John shook his head. "I can't believe I didn't figure it out sooner. It was obvious!"

"Yes, it was, rather," Sherlock said quietly.

"Shut up, Sherlock, you are not helping!" The doctor was breathing somewhat harder, and there was a dangerous undercurrent in his voice that kept the detective's mouth shut. "I just can't believe you didn't tell me," he said quietly. "A year, Sherlock! We've been living together an entire year!"

"Yes, I know."

"Shut up!" John closed his eyes in exasperation. "What on earth made you think it was okay to offer to share a flat without mentioning that you are a vampyre?"

"I didn't think you would be comfortable with it. Me."

"And so you think I'm comfortable now?!"

Sherlock bit his lip. "Look, John," he said quietly. "I have been the absolute model example of a vampyre living quietly with other humans. No messy Imprints. No bodies in the dumpster. I've never even glanced in your direction when I've been peckish - the only blood I drink is supplied by the London blood bank, not -"

"That isn't the issue!" John exclaimed. "I don't care what you are; I care that you lied to me."

The detective blinked. "You don't care that I'm a vampyre?"

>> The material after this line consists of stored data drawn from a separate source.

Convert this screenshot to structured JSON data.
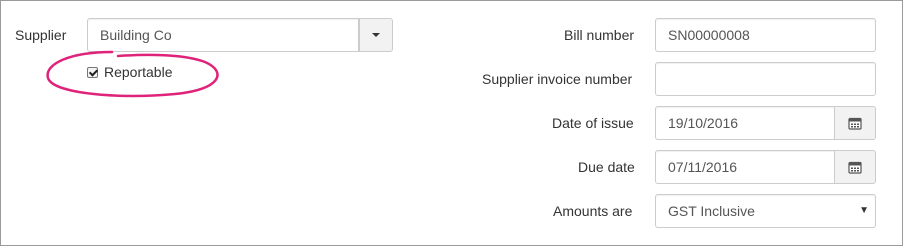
{
  "supplier": {
    "label": "Supplier",
    "value": "Building Co",
    "reportable_label": "Reportable",
    "reportable_checked": true
  },
  "bill_number": {
    "label": "Bill number",
    "value": "SN00000008"
  },
  "supplier_invoice_number": {
    "label": "Supplier invoice number",
    "value": ""
  },
  "date_of_issue": {
    "label": "Date of issue",
    "value": "19/10/2016"
  },
  "due_date": {
    "label": "Due date",
    "value": "07/11/2016"
  },
  "amounts_are": {
    "label": "Amounts are",
    "value": "GST Inclusive"
  },
  "colors": {
    "highlight": "#e0237a",
    "accent": "#333333"
  },
  "icons": {
    "dropdown": "caret-down-icon",
    "calendar": "calendar-icon"
  }
}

John rolled his eyes. "Why on earth would that make a difference? I'm already putting up with a childish prat; you can just add "vampyre" to your long list of personality flaws."

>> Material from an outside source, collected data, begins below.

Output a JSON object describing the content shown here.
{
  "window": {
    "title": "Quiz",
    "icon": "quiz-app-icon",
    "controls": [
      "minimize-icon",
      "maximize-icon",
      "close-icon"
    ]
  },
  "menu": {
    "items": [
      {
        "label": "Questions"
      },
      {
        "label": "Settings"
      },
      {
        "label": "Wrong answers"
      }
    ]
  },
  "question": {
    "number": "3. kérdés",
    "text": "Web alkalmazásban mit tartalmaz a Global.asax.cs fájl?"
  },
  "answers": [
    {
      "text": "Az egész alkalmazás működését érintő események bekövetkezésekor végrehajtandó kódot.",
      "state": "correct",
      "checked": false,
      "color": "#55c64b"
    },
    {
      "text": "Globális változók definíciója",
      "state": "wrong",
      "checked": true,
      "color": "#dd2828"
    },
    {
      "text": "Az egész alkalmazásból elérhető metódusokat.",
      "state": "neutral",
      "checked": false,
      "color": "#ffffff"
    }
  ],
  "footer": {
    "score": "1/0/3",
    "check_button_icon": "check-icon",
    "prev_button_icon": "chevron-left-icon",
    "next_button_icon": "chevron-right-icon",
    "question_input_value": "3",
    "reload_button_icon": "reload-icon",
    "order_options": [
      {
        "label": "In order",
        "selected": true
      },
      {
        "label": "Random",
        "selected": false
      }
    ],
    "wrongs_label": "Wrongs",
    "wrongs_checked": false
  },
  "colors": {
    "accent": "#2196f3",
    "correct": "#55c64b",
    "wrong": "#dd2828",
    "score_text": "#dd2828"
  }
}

Sherlock's voice was harder when he said, "Perhaps I should have rephrased that. What I meant was, 'You don't care that I'm a blood-sucking monster?'."

This time, it was John's turn to blink. "But you're not."

Sherlock's mouth twisted in a sneer. "There is still such a thing as racism, you know. Plenty of people can't stand us. Like Donovan."

John looked ready to explode again. "Oh, wonderful. Does the whole London PD know? Am I always going to be the last one told anything?"

The detective laughed shortly. "Please, John. Do you really think I'd be allowed to help if they knew what I am? Donovan already calls me a freak - she'd get a restraining order if she knew the whole of it. No, you're the only one outside of the family who's got a clue." Actually, that last bit wasn't strictly true, but Sherlock wasn't interested in broaching that can of worms just yet.

Like a balloon, the doctor deflated. "Sherlock..." he said softly. "I'm sorry."

Sherlock looked at him sharply. "For what?"

"I'm sorry that you have to live like this, disguising yourself all the time. It's not right."

"That's not your fault, John." The detective's voice was unemotional, but there was a slight softening around his lips.

"And I'm sorry I shouted. I mean, I'm royally pissed off at you for not telling me, but that doesn't give me the right to go off like that, either."

"Meretricious." But Sherlock smiled, and John laughed, and some of the tension diffused itself.

"Do you know," John said, still smiling, "I have absolutely no idea what that even means?"

"Look it up," the detective told him, pointing at a dictionary on the shelf.

"Yeah, maybe I will," said the doctor. Then his eyes widened. "Oh, that's what they are!"

Sherlock regarded this outburst for a moment. Then he said simply, "Yes."

John's brow creased. "Wait, what? How do you -"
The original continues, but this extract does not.